In this article, Marion Albertelli proposes to examine the characteristics and possible application throughout France of a new French metropolitan railway station model developed by the SNCF group based on the open station model of the early 20th century, named by P. Ropert (Director General of SNCF Gares & Connexions from 2014 to 2019) in 2017 “City Booster”.
This model, whose reference station is the Parisian station Paris Saint-Lazare, is based on the objective and analysis that the station is now a public space where the city has entered (Joseph, 1999), and which must be connected to the territory at different levels: national through the rail network, regional in its role as a major connector, and metropolitan in the services it offers to the city and its neighbourhood.
This work is based on an analysis of all French metropolitan stations in order to study the application of this model in French cities with very different characteristics. We have chosen to study 30 metropolitan stations located in 15 metropolises with different characteristics selected from three equal groups of metropolises: metropolises with more than one million inhabitants, metropolises with 500,000 to 1,000,000 inhabitants, and metropolises with fewer than 500,000 inhabitants. This approach, based on the diversity of the metropolitan fact, makes it possible to question the metropolitan dimension of the City Booster, which is presented as an essential urban tool for metropolisation. Based on a Parisian station model, the question that arises is the capacity of this model to meet the expectations of all French metropolises. The other side of this question is whether it is possible to develop this model in all stations, even though it was initially designed to meet the need for economic equilibrium in the railway model.
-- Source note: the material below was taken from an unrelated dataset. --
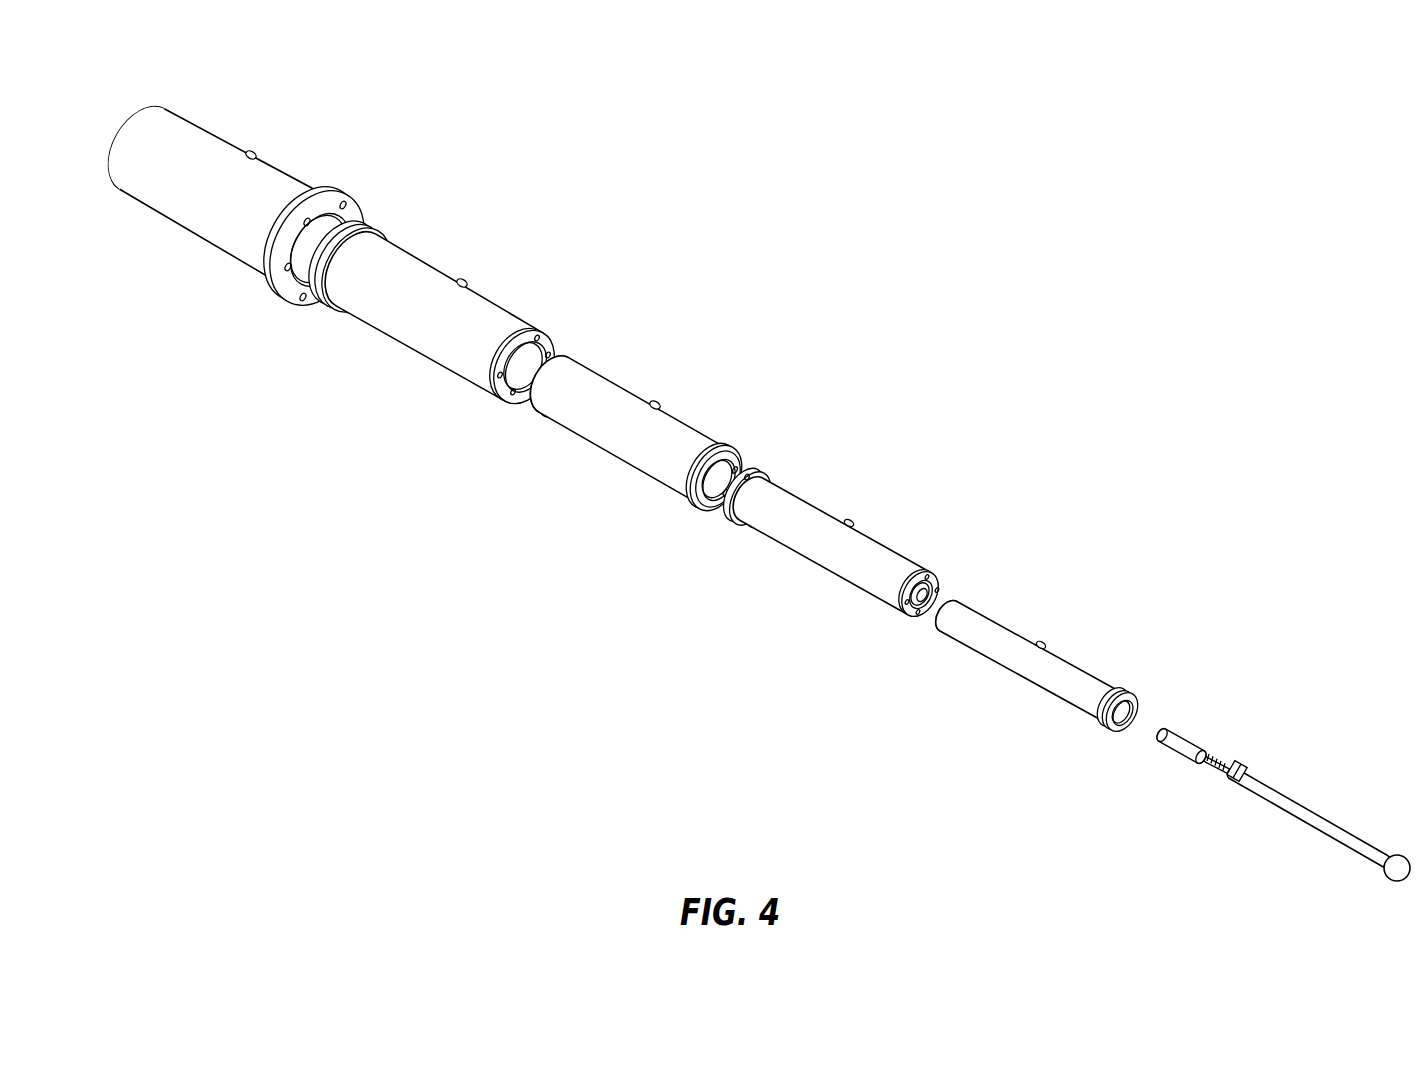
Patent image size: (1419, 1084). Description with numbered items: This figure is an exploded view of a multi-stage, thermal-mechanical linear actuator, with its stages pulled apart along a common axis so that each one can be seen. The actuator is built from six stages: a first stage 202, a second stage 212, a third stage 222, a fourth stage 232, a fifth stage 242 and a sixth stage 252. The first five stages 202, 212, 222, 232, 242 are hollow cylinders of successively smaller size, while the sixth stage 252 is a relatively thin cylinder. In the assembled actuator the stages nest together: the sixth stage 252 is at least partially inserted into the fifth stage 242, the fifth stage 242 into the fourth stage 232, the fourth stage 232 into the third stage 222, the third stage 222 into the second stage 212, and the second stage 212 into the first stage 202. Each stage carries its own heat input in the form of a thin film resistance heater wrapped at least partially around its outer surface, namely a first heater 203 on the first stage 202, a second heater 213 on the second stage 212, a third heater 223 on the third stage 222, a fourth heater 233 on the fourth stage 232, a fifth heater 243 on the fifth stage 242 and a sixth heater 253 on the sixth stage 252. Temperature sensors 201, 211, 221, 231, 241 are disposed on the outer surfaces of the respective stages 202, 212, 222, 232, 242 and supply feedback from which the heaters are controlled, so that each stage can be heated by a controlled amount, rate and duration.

The results presented in this article are clear. The City Booster station has little territorial reality, being limited to five Parisian stations. It has therefore not “emerged” from the cradle where it was born: even though it is part of the logic of metropolisation, its real objectives are purely economic and mainly centred on the financing needs of the SNCF’s rail activity. The very basis of this economic model, which is based on flows, does not seem to allow for its implementation, especially in a context where saturation is becoming a major issue for these major urban connectors. Far from being a new stage in the evolution of the open station, the City Booster station closes on different levels. The first is the functional level, with the reappearance of secure controls on possession of a ticket for access to platforms and trains, but also with the specialisation of services around consumer shops, taking little account of urban issues other than economic ones. The second is a social closure: the overwhelming presence of franchised shops, and the progressive integration of high-end, even luxury, shops and spaces dedicated to nomadic workers, address the station to social classes with high economic and cultural capital. The third level, finally, is political and economic: as a piece of the city responding to the challenges of territorial competitiveness, the City Booster station turns its back on its role as a “gateway to the city” to address a minority of users-consumers of the station. It is therefore only a ghost of the imaginary “cathedral of humanity” and agora that gave rise to it.
Marion Albertelli is doing her thesis in the Géographie-Cités laboratory in partnership with SNCF Gares&Connexions (CIFRE grant). Her work focuses on the service station model and its adaptation to new metropolitan issues, both functional and in terms of use. Marion Albertelli studies three axes: the evolution of the station and its place in the city; the physical and local place of the station through its accessibility and intermodality, which are key issues in its connections with the city; the impact of new mobility practices on the station, its facilities and its operation.